Thursday, November 17, 2011

'I cannot live without my soul!'

I thought I'd be much better at recording my travels here, but life has just been so busy lately that I fear I've fallen quite behind. So here's part I of an overdue update.

The weekend of November 4-6, I had my visitors in London! Kassey Sikora, a fellow AU escapee, came down with her friend Hannah to see London before heading on to Paris. We basically filled the two days they were here with as much as possible of the London sites. Some of the highlights are below:



Trafalgar Square


The Tower of London


While not a 'site' yet, My Old Dutch restaurant on High Holborn has the BEST pancakes ever. Easily one of the best meals I've had since coming here. Delicious.


Kassey and Hannah at the British Museum


221b Baker Street... We all know who lives here. :)



Hyde Park on a beautiful fall day


Buckingham Palace


In addition to our tourist destinations, we made sure to attend a celebration for Bonfire Night / Guy Fawkes Night in London. While the big Lord Mayor's Show was the weekend after (which I was unable to attend due to being in Scotland), we did find a decent gathering in Southward in the south of London. While the fireworks weren't anything special and there was no bonfire to be spotted, it was a nice evening just to be out with the crowds. While Bonfire Night no longer has it's blatantly anti-Catholic sentiment, the British do still love an excuse for pyrotechnics and mulled wine. Who can blame them?

After my visitors departed on Sunday (November 6), I had a day of rest before leaving for my reading week adventures. I left London by coach on Monday to go up to Ormskirk, where Kassey is studying at Edge Hill University. After a quick drink to recover from my 7-hour coach trip, I met Kassey there, just returned from Paris. On Monday, we decided to do the 3-hr train ride and half-hour bus ride out to Haworth, where the Bronte family parsonage is. Haworth is one of the places where the moment you step down from the bus, you can tell it has basically been untouched by time. The town itself is tiny, the main street is still cobblestones, and the shops are small but stocked full of merchandise. We trekked up the main street to reach the church (St. Micheal and All Angels) where the Bronte girls' father was parson.



Haworth



Where we ate lunch (scroll down to see what we had).


The church in Haworth


The Bronte Family vault, where Emily and Charlotte Bronte are buried.


The kissing gate.


Eerie churchyard.


The Parsonage


The parsonage has been preserved rather well and now houses a museum dedicated to the lives and works of the Bronte family. The quietness sadness of their lives seems to be quite at odds with the powerful, overwhelming passion found in their novels. Visiting their home did not really answer my inquiries of how they managed to imagine the grand, Gothic tales they've told, but walking out onto the moors brought some degree of understanding. The landscape in that part of the country is so wild, so rugged, so isolated that one cannot help by having some vague, dark dreams about struggle and tragedy and human nature. The atmosphere of the place - perfect on the day of my visit in that it was cold, damp, and oppressively gray - is particularly powerful.
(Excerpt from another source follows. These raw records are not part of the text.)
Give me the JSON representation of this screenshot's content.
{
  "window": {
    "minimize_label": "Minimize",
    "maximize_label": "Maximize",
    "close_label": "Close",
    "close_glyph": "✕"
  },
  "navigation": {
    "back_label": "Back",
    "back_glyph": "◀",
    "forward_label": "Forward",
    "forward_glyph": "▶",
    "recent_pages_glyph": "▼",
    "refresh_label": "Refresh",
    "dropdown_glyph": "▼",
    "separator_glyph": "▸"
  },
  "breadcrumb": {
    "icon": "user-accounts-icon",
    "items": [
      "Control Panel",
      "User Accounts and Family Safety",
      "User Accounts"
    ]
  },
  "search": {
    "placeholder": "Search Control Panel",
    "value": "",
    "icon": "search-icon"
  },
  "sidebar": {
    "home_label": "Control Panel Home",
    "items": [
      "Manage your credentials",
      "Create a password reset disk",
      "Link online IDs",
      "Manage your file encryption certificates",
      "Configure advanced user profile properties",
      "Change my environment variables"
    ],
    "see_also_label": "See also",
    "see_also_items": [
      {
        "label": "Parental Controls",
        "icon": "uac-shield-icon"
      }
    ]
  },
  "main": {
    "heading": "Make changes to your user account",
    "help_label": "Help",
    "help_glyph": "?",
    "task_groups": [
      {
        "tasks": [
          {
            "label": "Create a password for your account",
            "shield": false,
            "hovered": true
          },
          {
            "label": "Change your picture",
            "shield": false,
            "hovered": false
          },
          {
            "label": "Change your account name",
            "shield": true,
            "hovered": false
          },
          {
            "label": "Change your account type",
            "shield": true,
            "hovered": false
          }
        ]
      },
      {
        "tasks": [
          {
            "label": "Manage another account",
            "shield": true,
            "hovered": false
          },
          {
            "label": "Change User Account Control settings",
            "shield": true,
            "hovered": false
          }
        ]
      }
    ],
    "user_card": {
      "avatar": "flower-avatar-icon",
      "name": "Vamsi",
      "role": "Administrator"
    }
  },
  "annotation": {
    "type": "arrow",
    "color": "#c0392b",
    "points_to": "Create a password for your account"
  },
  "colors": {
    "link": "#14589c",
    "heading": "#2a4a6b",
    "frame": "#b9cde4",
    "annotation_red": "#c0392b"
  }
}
'And I pray one prayer—I repeat it till my tongue stiffens—Catherine Earnshaw, may you not rest as long as I am living; you said I killed you—haunt me, then! The murdered do haunt their murderers, I believe. I know that ghosts have wandered on earth. Be with me always—take any form—drive me mad! only do not leave me in this abyss, where I cannot find you! Oh, God! it is unutterable! I cannot live without my life! I cannot live without my soul!'
-Wuthering Heights

To merely stand there, looking over the decaying earth was an experience. The mud and marshy grass cling to you and seem to entangle you among the hills. Rocks lay bare to the elements and have been polished smooth by centuries of rain and wind. The only signs of modern life, sadly apparent, are the telephone lines. But really it's just you there, on the earth alone... just like Heathcliff or Jane Eyre. The soul seems to expand and experience both wretchedness and ecstasy at once. I cannot fully describe what it's like there to you here, but know that out on those moors, I felt alive and larger than myself and beyond the trivial concerns that tend to overwhelm and spoil.




An incident to break up the beauty: See that patch of mud near the top of the hill? Guess who took a nice spill there, ruining a nice pair of white gloves and getting mud on her coat? Miss Grace, here.


The cold finally got to us (Kassey and I), so we left the moors in search of food and warmth and humanity. We stopped at the Villette Coffee House for a good, full English breakfast of fried egg, stewed tomatoes, sausage, bacon, toast, and coffee.


I returned to Ormskirk for the night and took a nice walk through the little town in the morning. The population there is largely university students or retirees, so the make-up of the town center is interesting. I was delighted to see Christmas decorations going up and I imagine the town is very cute during the holidays.



So that brings us to Wednesday, November 9th. I departed from Liverpool on a train bound for Edinburgh... But my visit to Scotland shall have to be told another day.